Progress Your Training Volume Gradually
One of the easiest ways to get hurt running is to ramp up your training volume or running mileage too quickly.
It is easy to get excited and want to run a lot, but often our body cannot keep up with our level of motivation. While we may be able to get ourselves to run long distances mentally, our body's tissues need time to adapt to the stress of training before increasing the training load.
If you have a particular goal for weekly mileage, start by running 25-50% of that mileage in your first weeks of training so you can see how your body responds.
If you can run at 50% of your goal mileage for a few weeks with no pain, you can progress up to 60% or 70% of your goal mileage for another three-week training cycle.
Over time, you can incrementally increase the training load and running mileage in your program, only increasing mileage when your body stays pain-free and you feel it is safe.
Utilize Strength Training
While running is a significant part of how we train, we as runners must also perform strength training. Strength training has been shown to improve running economy, reduce injury risk, and improve one's health when combined with cardiovascular exercise.
Performing exercises such as calf raises, squats, lunges, and hip thrusts will develop the body's muscles, making them more prepared for the demands of running.
Further, isometric strength training will help strengthen your tendons and reduce pain levels when adequately performed. If running is painful, you should perform some isometric calf-raise holds in a standing and belt leg position, holding for 10 to 20 seconds per set. This can help strengthen your Achilles tendon so you can run without pain.
What Types Of Shoes & Accessories Can Help With Achilles tendonitis?
Achilles tendonitis sufferers who are training properly but still deal with heel pain can give themselves a better shot at pain relief by picking the right running shoes or using heel lifts.
For short-term relief, shoes with a moderate heel drop and extra cushioning under the heel can help take pressure off of the Achilles tendon. A higher heel drop elevates the heel during ground contact, limiting the tendon's lengthening as you run. By limiting the amount of stretch that the tendon has to deal with, wearing shoes with heel and arch support can help prevent further damage and pain.
If buying new shoes for Achilles tendonitis is not realistic for your budget, you can consider adding a heel insert into your running shoes to achieve a similar effect as shoes with a high heel drop. Once again, we can ease Achilles pain by elevating the heel to reduce the tension that is going through the ankle as you run.

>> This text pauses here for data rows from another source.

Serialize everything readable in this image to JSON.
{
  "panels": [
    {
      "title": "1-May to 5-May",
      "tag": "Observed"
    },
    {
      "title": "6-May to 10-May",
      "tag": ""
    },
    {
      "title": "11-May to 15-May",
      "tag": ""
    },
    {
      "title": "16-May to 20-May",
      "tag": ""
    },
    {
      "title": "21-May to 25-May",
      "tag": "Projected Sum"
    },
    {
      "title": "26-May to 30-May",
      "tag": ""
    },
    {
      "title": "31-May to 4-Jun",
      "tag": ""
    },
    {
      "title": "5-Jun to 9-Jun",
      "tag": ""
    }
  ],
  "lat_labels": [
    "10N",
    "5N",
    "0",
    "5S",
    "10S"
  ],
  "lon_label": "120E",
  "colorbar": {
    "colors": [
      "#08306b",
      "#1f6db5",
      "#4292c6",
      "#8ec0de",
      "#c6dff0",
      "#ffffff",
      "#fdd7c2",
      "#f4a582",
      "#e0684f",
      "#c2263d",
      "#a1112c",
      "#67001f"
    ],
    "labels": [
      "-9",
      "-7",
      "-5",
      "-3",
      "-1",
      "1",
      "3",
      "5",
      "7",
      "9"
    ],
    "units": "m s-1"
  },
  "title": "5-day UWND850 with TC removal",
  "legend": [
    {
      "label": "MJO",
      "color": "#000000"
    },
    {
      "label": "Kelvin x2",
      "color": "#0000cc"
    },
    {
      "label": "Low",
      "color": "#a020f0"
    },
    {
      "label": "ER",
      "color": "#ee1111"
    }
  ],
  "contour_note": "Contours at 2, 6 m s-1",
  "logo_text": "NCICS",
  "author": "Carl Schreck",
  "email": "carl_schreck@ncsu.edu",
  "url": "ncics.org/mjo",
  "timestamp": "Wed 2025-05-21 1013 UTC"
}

Frequently Asked Questions About Running Shoes For Achilles Tendonitis
What running shoes are best for Achilles tendonitis?
Typically you want running shoes that have a neutral stance, a moderate to high heel drop, a medium cushioned midsole, and solid durability. The high heel drop will prevent excessive lengthening of the Achilles tendon, while the neutral stance will ensure the tension is not exposed to excessive torsion at impact.

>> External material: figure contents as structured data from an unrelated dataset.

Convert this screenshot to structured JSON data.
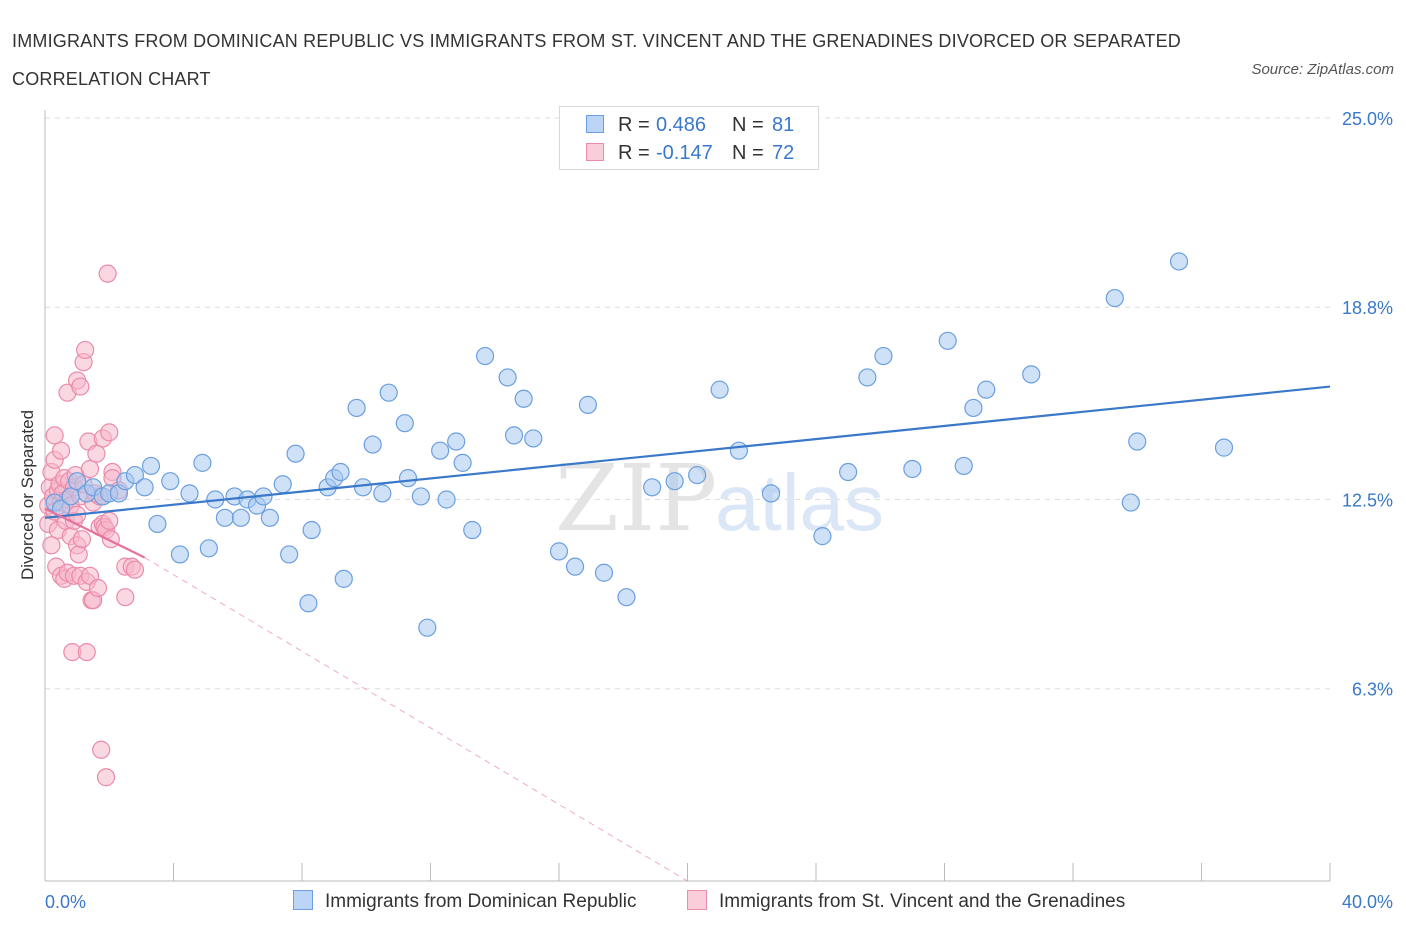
{
  "title": "IMMIGRANTS FROM DOMINICAN REPUBLIC VS IMMIGRANTS FROM ST. VINCENT AND THE GRENADINES DIVORCED OR SEPARATED CORRELATION CHART",
  "source": "Source: ZipAtlas.com",
  "watermark": {
    "zip": "ZIP",
    "atlas": "atlas"
  },
  "legend": {
    "rows": [
      {
        "r_label": "R =",
        "r_value": "0.486",
        "n_label": "N =",
        "n_value": "81"
      },
      {
        "r_label": "R =",
        "r_value": "-0.147",
        "n_label": "N =",
        "n_value": "72"
      }
    ]
  },
  "chart_data": {
    "type": "scatter",
    "title": "IMMIGRANTS FROM DOMINICAN REPUBLIC VS IMMIGRANTS FROM ST. VINCENT AND THE GRENADINES DIVORCED OR SEPARATED CORRELATION CHART",
    "xlabel": "",
    "ylabel": "Divorced or Separated",
    "xlim": [
      0,
      40
    ],
    "ylim": [
      0,
      25
    ],
    "x_tick_labels": [
      "0.0%",
      "40.0%"
    ],
    "y_ticks": [
      6.3,
      12.5,
      18.8,
      25.0
    ],
    "y_tick_labels": [
      "6.3%",
      "12.5%",
      "18.8%",
      "25.0%"
    ],
    "grid": true,
    "legend_position": "top-center",
    "colors": {
      "blue_fill": "#a8c8f0",
      "blue_stroke": "#6b9fe0",
      "blue_line": "#3a78c9",
      "pink_fill": "#f6b8cb",
      "pink_stroke": "#ec8aaa",
      "pink_line": "#e8719b",
      "tick_text": "#3a78c9"
    },
    "series": [
      {
        "name": "Immigrants from Dominican Republic",
        "r": 0.486,
        "n": 81,
        "trend": {
          "x": [
            0,
            40
          ],
          "y": [
            11.9,
            16.2
          ]
        },
        "points": [
          [
            0.3,
            12.4
          ],
          [
            0.5,
            12.2
          ],
          [
            0.8,
            12.6
          ],
          [
            1.0,
            13.1
          ],
          [
            1.3,
            12.7
          ],
          [
            1.5,
            12.9
          ],
          [
            1.8,
            12.6
          ],
          [
            2.0,
            12.7
          ],
          [
            2.3,
            12.7
          ],
          [
            2.5,
            13.1
          ],
          [
            2.8,
            13.3
          ],
          [
            3.1,
            12.9
          ],
          [
            3.3,
            13.6
          ],
          [
            3.5,
            11.7
          ],
          [
            3.9,
            13.1
          ],
          [
            4.2,
            10.7
          ],
          [
            4.5,
            12.7
          ],
          [
            4.9,
            13.7
          ],
          [
            5.1,
            10.9
          ],
          [
            5.3,
            12.5
          ],
          [
            5.6,
            11.9
          ],
          [
            5.9,
            12.6
          ],
          [
            6.1,
            11.9
          ],
          [
            6.3,
            12.5
          ],
          [
            6.6,
            12.3
          ],
          [
            6.8,
            12.6
          ],
          [
            7.0,
            11.9
          ],
          [
            7.4,
            13.0
          ],
          [
            7.6,
            10.7
          ],
          [
            7.8,
            14.0
          ],
          [
            8.2,
            9.1
          ],
          [
            8.3,
            11.5
          ],
          [
            8.8,
            12.9
          ],
          [
            9.0,
            13.2
          ],
          [
            9.2,
            13.4
          ],
          [
            9.3,
            9.9
          ],
          [
            9.7,
            15.5
          ],
          [
            9.9,
            12.9
          ],
          [
            10.2,
            14.3
          ],
          [
            10.5,
            12.7
          ],
          [
            10.7,
            16.0
          ],
          [
            11.2,
            15.0
          ],
          [
            11.3,
            13.2
          ],
          [
            11.7,
            12.6
          ],
          [
            11.9,
            8.3
          ],
          [
            12.3,
            14.1
          ],
          [
            12.5,
            12.5
          ],
          [
            12.8,
            14.4
          ],
          [
            13.0,
            13.7
          ],
          [
            13.3,
            11.5
          ],
          [
            13.7,
            17.2
          ],
          [
            14.4,
            16.5
          ],
          [
            14.6,
            14.6
          ],
          [
            14.9,
            15.8
          ],
          [
            15.2,
            14.5
          ],
          [
            16.0,
            10.8
          ],
          [
            16.5,
            10.3
          ],
          [
            16.9,
            15.6
          ],
          [
            17.4,
            10.1
          ],
          [
            18.1,
            9.3
          ],
          [
            18.9,
            12.9
          ],
          [
            19.6,
            13.1
          ],
          [
            20.3,
            13.3
          ],
          [
            21.0,
            16.1
          ],
          [
            21.6,
            14.1
          ],
          [
            22.6,
            12.7
          ],
          [
            24.2,
            11.3
          ],
          [
            25.0,
            13.4
          ],
          [
            25.6,
            16.5
          ],
          [
            26.1,
            17.2
          ],
          [
            27.0,
            13.5
          ],
          [
            28.1,
            17.7
          ],
          [
            28.6,
            13.6
          ],
          [
            28.9,
            15.5
          ],
          [
            29.3,
            16.1
          ],
          [
            30.7,
            16.6
          ],
          [
            33.3,
            19.1
          ],
          [
            33.8,
            12.4
          ],
          [
            34.0,
            14.4
          ],
          [
            35.3,
            20.3
          ],
          [
            36.7,
            14.2
          ]
        ]
      },
      {
        "name": "Immigrants from St. Vincent and the Grenadines",
        "r": -0.147,
        "n": 72,
        "trend": {
          "x": [
            0,
            3.1
          ],
          "y": [
            12.2,
            10.6
          ]
        },
        "trend_extended": {
          "x": [
            3.1,
            20.0
          ],
          "y": [
            10.6,
            0
          ]
        },
        "points": [
          [
            0.1,
            11.7
          ],
          [
            0.1,
            12.3
          ],
          [
            0.15,
            12.9
          ],
          [
            0.2,
            13.4
          ],
          [
            0.2,
            11.0
          ],
          [
            0.25,
            12.6
          ],
          [
            0.3,
            13.8
          ],
          [
            0.3,
            12.1
          ],
          [
            0.3,
            14.6
          ],
          [
            0.35,
            10.3
          ],
          [
            0.4,
            12.8
          ],
          [
            0.4,
            11.5
          ],
          [
            0.45,
            13.0
          ],
          [
            0.5,
            12.4
          ],
          [
            0.5,
            10.0
          ],
          [
            0.5,
            14.1
          ],
          [
            0.55,
            12.7
          ],
          [
            0.6,
            9.9
          ],
          [
            0.6,
            13.2
          ],
          [
            0.65,
            11.8
          ],
          [
            0.7,
            12.5
          ],
          [
            0.7,
            16.0
          ],
          [
            0.7,
            10.1
          ],
          [
            0.75,
            13.1
          ],
          [
            0.8,
            12.3
          ],
          [
            0.8,
            11.3
          ],
          [
            0.85,
            7.5
          ],
          [
            0.9,
            12.9
          ],
          [
            0.9,
            10.0
          ],
          [
            0.9,
            11.8
          ],
          [
            0.95,
            13.3
          ],
          [
            1.0,
            16.4
          ],
          [
            1.0,
            11.0
          ],
          [
            1.0,
            12.0
          ],
          [
            1.05,
            10.7
          ],
          [
            1.1,
            10.0
          ],
          [
            1.1,
            16.2
          ],
          [
            1.1,
            12.6
          ],
          [
            1.15,
            11.2
          ],
          [
            1.2,
            13.0
          ],
          [
            1.2,
            17.0
          ],
          [
            1.25,
            17.4
          ],
          [
            1.3,
            7.5
          ],
          [
            1.3,
            9.8
          ],
          [
            1.35,
            14.4
          ],
          [
            1.4,
            13.5
          ],
          [
            1.4,
            10.0
          ],
          [
            1.45,
            9.2
          ],
          [
            1.5,
            12.4
          ],
          [
            1.5,
            9.2
          ],
          [
            1.55,
            12.7
          ],
          [
            1.6,
            14.0
          ],
          [
            1.65,
            9.6
          ],
          [
            1.7,
            12.6
          ],
          [
            1.7,
            11.6
          ],
          [
            1.75,
            4.3
          ],
          [
            1.8,
            14.5
          ],
          [
            1.8,
            11.7
          ],
          [
            1.85,
            11.6
          ],
          [
            1.9,
            3.4
          ],
          [
            1.9,
            11.5
          ],
          [
            1.95,
            19.9
          ],
          [
            2.0,
            14.7
          ],
          [
            2.0,
            11.8
          ],
          [
            2.05,
            11.2
          ],
          [
            2.1,
            13.4
          ],
          [
            2.1,
            13.2
          ],
          [
            2.3,
            12.8
          ],
          [
            2.5,
            10.3
          ],
          [
            2.5,
            9.3
          ],
          [
            2.7,
            10.3
          ],
          [
            2.8,
            10.2
          ]
        ]
      }
    ]
  },
  "bottom_legend": [
    {
      "label": "Immigrants from Dominican Republic"
    },
    {
      "label": "Immigrants from St. Vincent and the Grenadines"
    }
  ]
}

Can running shoes cause Achilles pain?
Old and worn-out shoes can increase your likelihood of experiencing Achilles tendonitis pain. Also, some shoes, such as zero-drop running shoes, can initially increase the pain you experience as they stretch the Achilles tendon, making running painful. Over time, these shoes can actually help improve this injury, but zero-drop shoes should be introduced gradually to prevent further damage.
Do heel cups help Achilles tendonitis?
Heel cups can help temporarily relieve Achilles tendonitis. Still, long-term recovery requires that you reduce your training load, improve your running technique, and reintroduce the training load gradually once the pain has improved.